In view of much recent biographical exploration of the life and views of famed Swiss psychologist, Dr. C.G. Jung, most provocative was his agape relation to women for whom he represented a supraordinate animus pulling at a most critical inner and unconscious male image (animus) of feminine psychology. The man and the animus were thus not separate in such a circumstance and resulted in his many extra-marital affairs. As collectively common as such traffic is it does not in Jung's case, account for his creatively brilliant stature as one of the leading psychologists of the 20th Century, more so because his forte was a preoccupation with theological and religious subjects. Jung, acclaimed or derided as "mystical" and measured with his collective and ordinary masculine necessities, does not, from the standpoint of the old fashioned Freudian super-ego, meet with a traditional moral propriety however promiscuous excesses were adopted as the less mentionable norm for the collective male life style.

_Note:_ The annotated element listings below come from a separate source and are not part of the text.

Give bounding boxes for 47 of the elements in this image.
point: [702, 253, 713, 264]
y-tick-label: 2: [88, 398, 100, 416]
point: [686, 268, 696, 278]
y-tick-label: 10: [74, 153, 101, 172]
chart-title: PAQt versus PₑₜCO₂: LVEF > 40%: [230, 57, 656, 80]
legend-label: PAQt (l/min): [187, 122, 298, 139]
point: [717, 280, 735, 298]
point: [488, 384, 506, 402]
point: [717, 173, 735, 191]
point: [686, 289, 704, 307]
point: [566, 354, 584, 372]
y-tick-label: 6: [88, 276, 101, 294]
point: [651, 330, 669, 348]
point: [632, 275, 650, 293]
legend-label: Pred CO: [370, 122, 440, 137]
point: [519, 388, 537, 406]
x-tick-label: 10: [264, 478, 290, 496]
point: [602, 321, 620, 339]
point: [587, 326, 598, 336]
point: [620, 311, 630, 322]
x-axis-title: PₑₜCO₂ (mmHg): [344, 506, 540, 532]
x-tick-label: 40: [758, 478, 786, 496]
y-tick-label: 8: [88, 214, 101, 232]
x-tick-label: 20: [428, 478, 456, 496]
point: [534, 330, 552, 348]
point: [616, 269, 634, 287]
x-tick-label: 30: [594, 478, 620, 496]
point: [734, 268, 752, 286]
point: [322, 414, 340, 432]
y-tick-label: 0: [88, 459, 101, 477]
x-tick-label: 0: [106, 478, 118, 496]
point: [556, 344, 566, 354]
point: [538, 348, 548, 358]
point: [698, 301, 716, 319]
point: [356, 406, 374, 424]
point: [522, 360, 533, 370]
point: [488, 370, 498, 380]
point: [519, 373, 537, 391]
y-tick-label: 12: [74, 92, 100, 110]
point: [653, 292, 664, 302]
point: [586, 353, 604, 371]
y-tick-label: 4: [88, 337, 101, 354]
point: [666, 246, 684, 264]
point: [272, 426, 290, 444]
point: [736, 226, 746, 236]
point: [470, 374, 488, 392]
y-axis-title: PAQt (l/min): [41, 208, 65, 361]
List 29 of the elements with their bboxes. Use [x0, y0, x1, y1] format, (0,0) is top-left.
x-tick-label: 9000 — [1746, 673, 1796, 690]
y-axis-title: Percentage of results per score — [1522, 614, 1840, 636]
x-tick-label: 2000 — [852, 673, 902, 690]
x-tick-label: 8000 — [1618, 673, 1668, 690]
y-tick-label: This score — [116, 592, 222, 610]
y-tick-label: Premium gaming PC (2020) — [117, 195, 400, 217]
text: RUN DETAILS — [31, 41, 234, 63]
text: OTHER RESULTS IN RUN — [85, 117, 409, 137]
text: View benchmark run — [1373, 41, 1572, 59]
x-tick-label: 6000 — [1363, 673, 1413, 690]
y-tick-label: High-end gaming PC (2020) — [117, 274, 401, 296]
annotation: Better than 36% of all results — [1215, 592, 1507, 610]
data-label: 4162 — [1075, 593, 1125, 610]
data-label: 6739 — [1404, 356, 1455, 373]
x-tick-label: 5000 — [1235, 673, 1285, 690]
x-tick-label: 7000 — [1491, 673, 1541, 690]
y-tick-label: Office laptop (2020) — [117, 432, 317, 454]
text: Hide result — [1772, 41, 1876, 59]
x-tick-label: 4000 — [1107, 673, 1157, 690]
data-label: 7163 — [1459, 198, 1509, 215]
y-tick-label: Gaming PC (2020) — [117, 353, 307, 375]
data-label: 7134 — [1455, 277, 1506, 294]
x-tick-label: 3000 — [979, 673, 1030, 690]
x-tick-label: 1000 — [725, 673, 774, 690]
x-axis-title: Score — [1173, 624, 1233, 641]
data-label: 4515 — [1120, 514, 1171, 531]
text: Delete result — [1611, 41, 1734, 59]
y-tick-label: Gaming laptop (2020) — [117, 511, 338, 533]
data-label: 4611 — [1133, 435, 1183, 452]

In this respect he lived as an ordinary collective male, no better or no worse, insofar as the male of Western society exists in the thrall of the feminine projection of the animus. This by no means reflects a moral judgement on my part but a phenomenological approach to collective maleness and its relation to Animus Rising. It, of course, by necessity of the subject, would include myself and account for my own occasional intrusions of autobiographical details in the following work.
It must, however, be noted at the outset, that in my private views I fully appreciate most of Jung's metapsychological notions as well as his Analytical Psychology and its therapeutical effectiveness. Since, however, I am a practicing Painter and Poet my private relation to the figure of Jung is perhaps from his bottom side where for much of his life he secretly practiced painting and sculpture. But more to complicate matters I am also indulged of an interest in philosophy, something gained after studying Pre-Socratic philosophy with Prof. Hans Jonas, once colleague of Martin Heidegger. Thus my approach to both Art and Psychology involves existential and ontological concerns and includes a philosophical measure of Animus Rising and certain problems with "matter" (Mater qua Mother) that preocuppied the pre-Socratic physiologoi Anaximander and then Aristotle. The problem is psychologically refreshed when Jung re-predicates the term "The Unconscious" as "The Maternal Unconscious" and which serves as the ground for Animus Rising.